Adapting without applause
Pushpa Rani Mondal, from Kultoli village, recalls a simpler time. "We used to grow rice only," she says. "Now we try wheat, sunflowers, and vegetables, but the soil doesn't hold water anymore. Sometimes, crops fail just before harvest."
The Biodiversity for Resilient Livelihoods (B4RL) in the Modified Ganges Delta of Bangladesh project B4RL project aims to improve management systems, which are inclusive and adaptive, that enhances social-ecological resilience, ensuring the sustainable use and protection of natural resource in Bangladesh's modified Ganges Delta and highly saline South-Western Coastal zone.
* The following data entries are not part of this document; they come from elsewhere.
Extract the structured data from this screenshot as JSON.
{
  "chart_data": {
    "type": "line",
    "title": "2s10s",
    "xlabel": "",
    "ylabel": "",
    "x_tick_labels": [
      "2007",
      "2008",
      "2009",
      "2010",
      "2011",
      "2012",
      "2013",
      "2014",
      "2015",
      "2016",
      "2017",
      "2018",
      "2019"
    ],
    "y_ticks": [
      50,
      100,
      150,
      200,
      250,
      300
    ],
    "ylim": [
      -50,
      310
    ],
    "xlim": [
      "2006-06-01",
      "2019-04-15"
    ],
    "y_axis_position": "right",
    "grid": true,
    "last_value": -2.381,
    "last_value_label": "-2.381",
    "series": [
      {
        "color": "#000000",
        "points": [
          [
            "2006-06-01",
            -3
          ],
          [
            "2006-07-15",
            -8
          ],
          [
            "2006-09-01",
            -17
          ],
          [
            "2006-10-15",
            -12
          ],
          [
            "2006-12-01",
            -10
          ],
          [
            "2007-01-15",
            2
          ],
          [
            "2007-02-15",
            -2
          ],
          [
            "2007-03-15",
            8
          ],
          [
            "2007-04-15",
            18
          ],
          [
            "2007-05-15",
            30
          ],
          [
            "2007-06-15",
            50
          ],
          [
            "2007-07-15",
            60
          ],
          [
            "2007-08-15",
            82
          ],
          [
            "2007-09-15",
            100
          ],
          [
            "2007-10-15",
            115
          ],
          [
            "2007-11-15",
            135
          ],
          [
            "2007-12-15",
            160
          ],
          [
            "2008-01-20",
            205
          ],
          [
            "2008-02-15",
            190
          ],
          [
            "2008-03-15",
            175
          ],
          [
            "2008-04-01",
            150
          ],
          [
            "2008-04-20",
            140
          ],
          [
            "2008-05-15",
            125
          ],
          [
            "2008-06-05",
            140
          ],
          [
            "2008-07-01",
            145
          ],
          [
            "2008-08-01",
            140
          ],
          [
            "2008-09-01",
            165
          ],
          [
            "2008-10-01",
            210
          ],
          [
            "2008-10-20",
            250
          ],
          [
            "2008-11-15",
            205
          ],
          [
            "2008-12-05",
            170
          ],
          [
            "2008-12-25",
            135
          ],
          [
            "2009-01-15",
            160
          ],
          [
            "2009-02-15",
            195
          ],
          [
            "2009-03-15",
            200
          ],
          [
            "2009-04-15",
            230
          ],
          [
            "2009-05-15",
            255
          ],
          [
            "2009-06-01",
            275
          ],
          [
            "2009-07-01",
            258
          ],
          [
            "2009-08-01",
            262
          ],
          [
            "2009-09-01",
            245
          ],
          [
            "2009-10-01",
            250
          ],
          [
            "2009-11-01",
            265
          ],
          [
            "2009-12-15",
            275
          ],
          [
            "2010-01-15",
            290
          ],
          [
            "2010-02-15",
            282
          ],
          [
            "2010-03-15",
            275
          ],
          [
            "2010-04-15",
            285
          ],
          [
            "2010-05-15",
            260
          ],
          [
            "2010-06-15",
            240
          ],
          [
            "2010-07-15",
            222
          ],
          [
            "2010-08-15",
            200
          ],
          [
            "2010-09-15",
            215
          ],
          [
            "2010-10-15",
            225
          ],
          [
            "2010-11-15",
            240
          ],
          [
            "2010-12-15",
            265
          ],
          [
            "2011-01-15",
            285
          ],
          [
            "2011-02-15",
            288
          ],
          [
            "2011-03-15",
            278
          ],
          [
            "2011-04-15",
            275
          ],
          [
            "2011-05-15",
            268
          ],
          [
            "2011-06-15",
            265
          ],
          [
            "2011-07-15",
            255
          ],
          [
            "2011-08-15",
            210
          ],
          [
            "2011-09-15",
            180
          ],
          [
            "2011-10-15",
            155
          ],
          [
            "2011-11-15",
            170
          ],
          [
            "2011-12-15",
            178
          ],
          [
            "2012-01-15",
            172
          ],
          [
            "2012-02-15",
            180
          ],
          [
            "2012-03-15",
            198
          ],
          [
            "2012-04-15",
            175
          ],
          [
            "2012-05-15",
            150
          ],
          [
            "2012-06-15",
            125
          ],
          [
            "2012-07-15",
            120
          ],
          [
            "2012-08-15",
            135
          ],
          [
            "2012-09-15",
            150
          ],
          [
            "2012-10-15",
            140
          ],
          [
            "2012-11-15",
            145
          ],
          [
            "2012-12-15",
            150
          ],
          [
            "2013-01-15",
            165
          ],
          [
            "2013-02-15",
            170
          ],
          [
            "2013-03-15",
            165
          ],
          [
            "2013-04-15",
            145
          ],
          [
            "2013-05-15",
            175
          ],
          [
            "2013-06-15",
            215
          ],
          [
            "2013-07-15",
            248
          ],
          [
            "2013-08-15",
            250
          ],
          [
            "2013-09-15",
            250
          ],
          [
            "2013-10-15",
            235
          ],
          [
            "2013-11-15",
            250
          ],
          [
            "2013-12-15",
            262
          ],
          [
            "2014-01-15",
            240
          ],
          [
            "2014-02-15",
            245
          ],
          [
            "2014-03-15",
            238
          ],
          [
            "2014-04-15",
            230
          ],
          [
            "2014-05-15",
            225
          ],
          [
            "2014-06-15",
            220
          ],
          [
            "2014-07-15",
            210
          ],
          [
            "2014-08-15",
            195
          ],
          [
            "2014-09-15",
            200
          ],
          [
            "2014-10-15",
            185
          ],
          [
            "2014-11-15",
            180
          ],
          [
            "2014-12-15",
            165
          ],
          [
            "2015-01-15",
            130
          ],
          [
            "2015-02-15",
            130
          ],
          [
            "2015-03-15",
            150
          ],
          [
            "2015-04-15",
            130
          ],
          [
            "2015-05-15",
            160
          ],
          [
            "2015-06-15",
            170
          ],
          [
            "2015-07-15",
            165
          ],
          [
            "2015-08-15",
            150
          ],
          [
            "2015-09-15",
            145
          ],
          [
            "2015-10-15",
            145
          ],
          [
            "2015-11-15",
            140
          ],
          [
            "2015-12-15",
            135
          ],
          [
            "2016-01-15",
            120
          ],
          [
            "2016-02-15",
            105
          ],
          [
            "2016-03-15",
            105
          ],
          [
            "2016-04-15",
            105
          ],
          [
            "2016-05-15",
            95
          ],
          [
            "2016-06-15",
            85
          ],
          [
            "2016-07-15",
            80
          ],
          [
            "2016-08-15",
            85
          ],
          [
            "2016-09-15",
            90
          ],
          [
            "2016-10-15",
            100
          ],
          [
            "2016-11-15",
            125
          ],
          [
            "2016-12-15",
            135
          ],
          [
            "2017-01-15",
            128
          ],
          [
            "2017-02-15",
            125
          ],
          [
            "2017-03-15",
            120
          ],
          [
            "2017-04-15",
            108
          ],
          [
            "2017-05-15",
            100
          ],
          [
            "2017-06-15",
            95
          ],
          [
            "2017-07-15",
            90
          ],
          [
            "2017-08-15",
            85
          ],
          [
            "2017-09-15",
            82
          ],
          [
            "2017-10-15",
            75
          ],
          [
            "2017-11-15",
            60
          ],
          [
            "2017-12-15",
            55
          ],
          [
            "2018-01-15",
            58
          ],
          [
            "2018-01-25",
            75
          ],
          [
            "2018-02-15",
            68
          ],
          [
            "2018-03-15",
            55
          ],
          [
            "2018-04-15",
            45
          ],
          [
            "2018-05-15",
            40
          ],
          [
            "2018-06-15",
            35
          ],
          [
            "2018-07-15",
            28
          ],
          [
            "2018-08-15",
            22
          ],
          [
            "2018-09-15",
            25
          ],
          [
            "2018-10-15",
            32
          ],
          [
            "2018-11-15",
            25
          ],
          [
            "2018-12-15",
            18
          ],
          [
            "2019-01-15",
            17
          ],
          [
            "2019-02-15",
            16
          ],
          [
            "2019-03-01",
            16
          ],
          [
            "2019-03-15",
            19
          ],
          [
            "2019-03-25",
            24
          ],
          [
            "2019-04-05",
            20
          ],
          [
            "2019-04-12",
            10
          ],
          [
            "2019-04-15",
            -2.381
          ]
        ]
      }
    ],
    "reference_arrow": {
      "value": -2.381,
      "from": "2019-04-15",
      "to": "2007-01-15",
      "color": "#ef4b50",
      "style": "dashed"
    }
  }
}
The B4RL project emphasises supporting, educating, and training Pushpa and others like her in Climate Smart Agriculture and adaptive agricultural techniques such as using mulching, raised beds, and piloting salt-tolerant crop varieties. But adaptation doesn't mean stability, it is a constant endeavour of trial and error, learning from failed harvests and co-creating and building.
It requires reimagining resilience not as a buzzword but as a lived reality — one shaped daily by women like Jamuna and Pushpa, who navigate brine-soaked soil, cracked ponds, and social exclusion with ingenuity and grit.
"Bangladesh already has the frameworks," an expert from CNRS notes. "The National Adaptation Plan, the Gender Action Plan, they're in place. What's missing is the will to act boldly, inclusively, and from the ground up."
If adaptation is to be meaningful, women must not be framed as beneficiaries; they must be recognised as leaders. Not just because their survival depends on it. But because everyone else's does too.